Kenneth McAlpine made his capital at Dunkeld 1,150 years ago. By then the city already had a history going back three hundred years. When St Augustine landed in Kent to bring Christianity to southern England, St Columba and his missionaries had already converted the Picts and a monastery nestled on the bank of the Tay. The Viking raids down the west coast destroyed the religious settlement at Iona. Half the monks sought refuge in Ireland, the others came to Dunkeld bearing the remains of their founder.

Once more the saint's bones were laid to rest but, in the chaos of successive raids by the Norsemen, their location was forgotten. Twice the the early abbey was burned and it was damaged several times in later tumults but the current roofless state of much of the building owes itself to a couple of local lairds and their enthusiasm for the destruction and theft of Papist establishments during the Reformation.

By then, the 16th century, the variation on the clan system as practised in Atholl was at its peak. This was the country of the Stewarts, Clans Menzies and Donnachaidh. The last of these, the Robertsons, were the earliest recognisable clan between Dunkeld and Dalnacardoch. Their chief can trace his line from the Picts, the old Celtic kings and earls of Atholl, and the kindred of St Columba. In the pleasant phrase to show ancient associations with the district, they were said to be the first to 'make smoke' in these straths. The first seat of the chief was at Struan on a conveniently defensible mound above the river Garry, some twenty miles north of Dunkeld.

Their power began to wane when the line of the old earls died out and the title was won by Robert, High Steward of Scotland. He married a daughter of Robert Bruce and came to the throne as Robert II. The Stewarts, like the Menzieses, came from France, arriving into Scotland in 1136 in the train of King David and his queen, Margaret. Strathtay, Strathtummel and Strathgarry were for centuries dominated by Stewart lairds.

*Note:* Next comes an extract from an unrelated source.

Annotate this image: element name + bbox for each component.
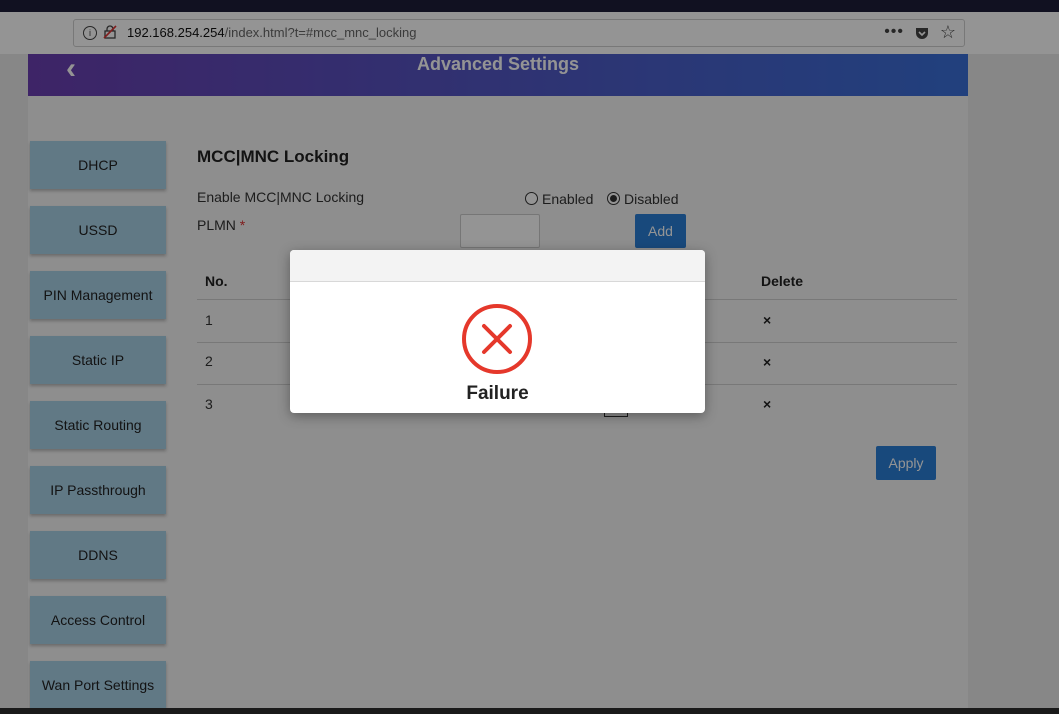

The Stewart line of earls died out in its turn, and the last heiress was won by the Murray earls of Tullibardine. As earls, marquises, and dukes of Atholl, they ruled Atholl until modern times but, although they held feudal superiority over this country, clan and kin loyalties built up over centuries sometimes led the people into conflict with their master. It provided a rich brew to be distilled into history.